Comparison of lattice Bulletproofs and levelled commitments.

From Fig. 6 we deduce that Bulletproofs folding offers smaller proof size at the cost of larger slack. Indeed, if one is not limited with any particular amount of slack then one can achieve quadratic-logarithmic proof size as shown on the top-left part of the table. Now, suppose that we can only tolerate \(B = N^\alpha \) of slack for some \(\alpha \). The question would be which method achieves smaller proof size given this condition. Note that if \(\alpha = 7.5\) then by the argument above, one would simply use Bulletproofs (by setting \(n=2\)).

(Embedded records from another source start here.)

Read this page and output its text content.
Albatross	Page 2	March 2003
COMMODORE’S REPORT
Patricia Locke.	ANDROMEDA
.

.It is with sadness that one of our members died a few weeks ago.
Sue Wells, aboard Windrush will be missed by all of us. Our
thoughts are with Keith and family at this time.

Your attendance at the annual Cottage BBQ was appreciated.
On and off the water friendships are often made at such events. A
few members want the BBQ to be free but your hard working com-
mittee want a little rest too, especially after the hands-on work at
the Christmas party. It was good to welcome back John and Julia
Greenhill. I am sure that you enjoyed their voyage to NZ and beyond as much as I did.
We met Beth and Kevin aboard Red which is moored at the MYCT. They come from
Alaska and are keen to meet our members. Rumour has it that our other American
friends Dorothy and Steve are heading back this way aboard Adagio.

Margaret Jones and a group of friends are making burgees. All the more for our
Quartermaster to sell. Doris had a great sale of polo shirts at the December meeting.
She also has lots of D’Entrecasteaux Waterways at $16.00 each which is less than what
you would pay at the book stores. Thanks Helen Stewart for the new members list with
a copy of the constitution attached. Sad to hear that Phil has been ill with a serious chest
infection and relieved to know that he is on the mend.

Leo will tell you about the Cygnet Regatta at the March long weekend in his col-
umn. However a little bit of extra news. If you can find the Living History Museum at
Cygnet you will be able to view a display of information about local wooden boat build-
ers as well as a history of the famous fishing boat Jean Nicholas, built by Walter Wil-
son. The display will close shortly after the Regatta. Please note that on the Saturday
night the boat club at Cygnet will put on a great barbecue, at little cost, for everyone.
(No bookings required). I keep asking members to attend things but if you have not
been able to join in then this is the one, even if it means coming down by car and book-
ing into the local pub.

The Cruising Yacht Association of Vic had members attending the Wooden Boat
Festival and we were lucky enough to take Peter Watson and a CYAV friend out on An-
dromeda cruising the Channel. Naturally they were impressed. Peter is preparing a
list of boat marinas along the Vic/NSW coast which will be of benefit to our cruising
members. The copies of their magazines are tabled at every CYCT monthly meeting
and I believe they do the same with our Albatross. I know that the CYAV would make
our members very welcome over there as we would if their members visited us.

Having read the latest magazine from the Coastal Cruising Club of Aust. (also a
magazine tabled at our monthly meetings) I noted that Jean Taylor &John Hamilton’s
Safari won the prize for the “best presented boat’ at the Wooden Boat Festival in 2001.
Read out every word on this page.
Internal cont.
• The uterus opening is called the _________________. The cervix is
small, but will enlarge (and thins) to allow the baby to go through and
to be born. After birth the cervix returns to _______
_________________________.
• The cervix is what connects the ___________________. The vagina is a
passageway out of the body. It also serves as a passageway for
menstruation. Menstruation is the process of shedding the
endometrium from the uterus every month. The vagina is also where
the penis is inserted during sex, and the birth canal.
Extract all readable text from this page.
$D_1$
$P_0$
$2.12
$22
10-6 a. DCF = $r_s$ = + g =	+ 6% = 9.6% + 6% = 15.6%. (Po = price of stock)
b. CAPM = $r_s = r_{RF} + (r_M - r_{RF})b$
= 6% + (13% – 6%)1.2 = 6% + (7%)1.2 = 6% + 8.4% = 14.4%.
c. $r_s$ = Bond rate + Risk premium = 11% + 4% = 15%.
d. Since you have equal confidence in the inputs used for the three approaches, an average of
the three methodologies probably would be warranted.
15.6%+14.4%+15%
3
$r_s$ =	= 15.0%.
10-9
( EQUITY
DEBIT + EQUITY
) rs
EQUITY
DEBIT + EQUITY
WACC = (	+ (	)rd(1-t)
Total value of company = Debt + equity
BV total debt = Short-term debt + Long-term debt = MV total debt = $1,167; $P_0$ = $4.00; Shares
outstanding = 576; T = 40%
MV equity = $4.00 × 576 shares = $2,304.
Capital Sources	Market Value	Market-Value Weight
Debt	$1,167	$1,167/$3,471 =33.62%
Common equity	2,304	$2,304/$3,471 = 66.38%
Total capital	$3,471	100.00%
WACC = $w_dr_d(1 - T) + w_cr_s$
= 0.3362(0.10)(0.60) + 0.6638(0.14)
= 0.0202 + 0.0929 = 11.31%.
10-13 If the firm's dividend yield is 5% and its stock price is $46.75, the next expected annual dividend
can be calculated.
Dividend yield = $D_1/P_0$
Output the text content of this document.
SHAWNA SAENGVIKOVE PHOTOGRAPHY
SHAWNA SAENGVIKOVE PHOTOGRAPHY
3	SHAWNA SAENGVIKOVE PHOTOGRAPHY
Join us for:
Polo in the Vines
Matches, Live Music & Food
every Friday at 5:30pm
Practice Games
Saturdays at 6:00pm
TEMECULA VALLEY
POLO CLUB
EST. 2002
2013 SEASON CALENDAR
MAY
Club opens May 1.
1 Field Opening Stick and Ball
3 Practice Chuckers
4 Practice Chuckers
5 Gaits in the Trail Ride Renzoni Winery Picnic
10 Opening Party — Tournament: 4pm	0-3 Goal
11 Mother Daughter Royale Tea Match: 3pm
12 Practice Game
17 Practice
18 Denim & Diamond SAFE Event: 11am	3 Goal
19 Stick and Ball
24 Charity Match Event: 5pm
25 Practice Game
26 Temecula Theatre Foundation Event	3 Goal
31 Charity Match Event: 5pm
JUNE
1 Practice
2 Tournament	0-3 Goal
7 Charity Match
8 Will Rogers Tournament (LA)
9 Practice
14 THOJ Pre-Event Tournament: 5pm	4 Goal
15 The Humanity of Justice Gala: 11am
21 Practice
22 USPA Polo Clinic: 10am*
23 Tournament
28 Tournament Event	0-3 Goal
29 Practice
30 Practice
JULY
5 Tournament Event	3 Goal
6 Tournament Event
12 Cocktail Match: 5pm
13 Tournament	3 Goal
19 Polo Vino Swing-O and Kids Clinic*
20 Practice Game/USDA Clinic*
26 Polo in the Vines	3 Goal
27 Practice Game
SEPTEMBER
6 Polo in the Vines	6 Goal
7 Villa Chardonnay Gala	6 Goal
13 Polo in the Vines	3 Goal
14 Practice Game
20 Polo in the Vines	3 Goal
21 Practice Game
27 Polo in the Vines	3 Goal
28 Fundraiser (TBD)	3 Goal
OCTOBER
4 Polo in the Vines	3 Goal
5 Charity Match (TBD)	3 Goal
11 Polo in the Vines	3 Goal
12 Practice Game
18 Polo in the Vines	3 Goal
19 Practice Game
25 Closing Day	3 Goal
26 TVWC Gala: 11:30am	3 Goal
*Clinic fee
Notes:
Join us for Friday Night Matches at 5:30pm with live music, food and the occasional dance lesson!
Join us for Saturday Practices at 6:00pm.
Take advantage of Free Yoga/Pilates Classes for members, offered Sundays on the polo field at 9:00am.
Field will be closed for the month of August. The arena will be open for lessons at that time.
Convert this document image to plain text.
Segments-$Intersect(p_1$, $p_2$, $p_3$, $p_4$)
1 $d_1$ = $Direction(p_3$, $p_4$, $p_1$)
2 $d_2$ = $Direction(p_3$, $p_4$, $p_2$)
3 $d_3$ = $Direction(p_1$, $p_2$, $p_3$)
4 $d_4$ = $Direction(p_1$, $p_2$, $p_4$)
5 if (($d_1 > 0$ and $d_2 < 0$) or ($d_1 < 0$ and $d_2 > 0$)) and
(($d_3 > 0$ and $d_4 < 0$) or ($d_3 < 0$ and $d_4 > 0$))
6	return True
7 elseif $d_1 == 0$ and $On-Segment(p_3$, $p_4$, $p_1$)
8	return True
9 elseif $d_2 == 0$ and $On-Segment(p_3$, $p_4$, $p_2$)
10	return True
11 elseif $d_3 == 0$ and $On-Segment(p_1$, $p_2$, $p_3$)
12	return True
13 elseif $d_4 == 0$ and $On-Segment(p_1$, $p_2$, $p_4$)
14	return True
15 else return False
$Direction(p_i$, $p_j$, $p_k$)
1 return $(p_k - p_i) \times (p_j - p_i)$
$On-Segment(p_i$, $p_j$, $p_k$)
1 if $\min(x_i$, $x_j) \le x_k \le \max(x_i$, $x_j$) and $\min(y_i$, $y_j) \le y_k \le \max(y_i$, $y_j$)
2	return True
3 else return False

Hence, assume that \(3 \le \alpha \le 7\). For readability, from now on we do not write the “big-\(\mathcal {O}\)” for each expression. Nevertheless, we still consider asymptotic parameters.

Let us first focus on levelled commitments – we find c such that \((2\lambda )^c N^2p^2 = B\). Then

$$\begin{aligned} c = \frac{\log (B/N^2p^2)}{\log (2\lambda )} \approx (\alpha - 2)\cdot \frac{\log N}{\log (2\lambda )} \approx (\alpha - 2)r \end{aligned}$$

where \(N = \lambda ^r\) for some constant rFootnote 10. Then, the levelled commitments achieve \(\tilde{\mathcal {O}}(N^{1/(\alpha -2)r})\) proof size. Now consider the Bulletproofs solution. To begin with, we would like to find d such that \(n^{3d}\cdot 12^d \cdot \sqrt{N} p = B\). By solving this equation we have

$$\begin{aligned} d \approx \frac{\log (B/\sqrt{N})}{3\log n + 4} = \frac{(\alpha -1/2)\log N}{3\log n + 4} = \gamma \log N \end{aligned}$$

where \(\gamma = (\alpha -1/2)/(3\log n + 4)\). Then, the Bulletproofs protocol has \(\tilde{\mathcal {O}}(N^{1-\gamma })\) proof size. Therefore, we just need to compare \(1-\gamma \) with \(1/(\alpha -2 )r\). The main observation is that for \(r \ge 3\), the quadratic function \(f_r(x) := (15-2x)(x-2)r - 14\) is positive when \(3 \le x \le 7\). Hence

$$\begin{aligned} \frac{1}{(\alpha - 2)r} < \frac{15-2\alpha }{14} \le 1 - \frac{\alpha - 1/2}{3\log n + 4} =1 -\gamma . \end{aligned}$$

This shows that if one is given only a limited (and relatively small) slack, one should consider using the levelled commitments approach to obtain small sub-linear proof sizes.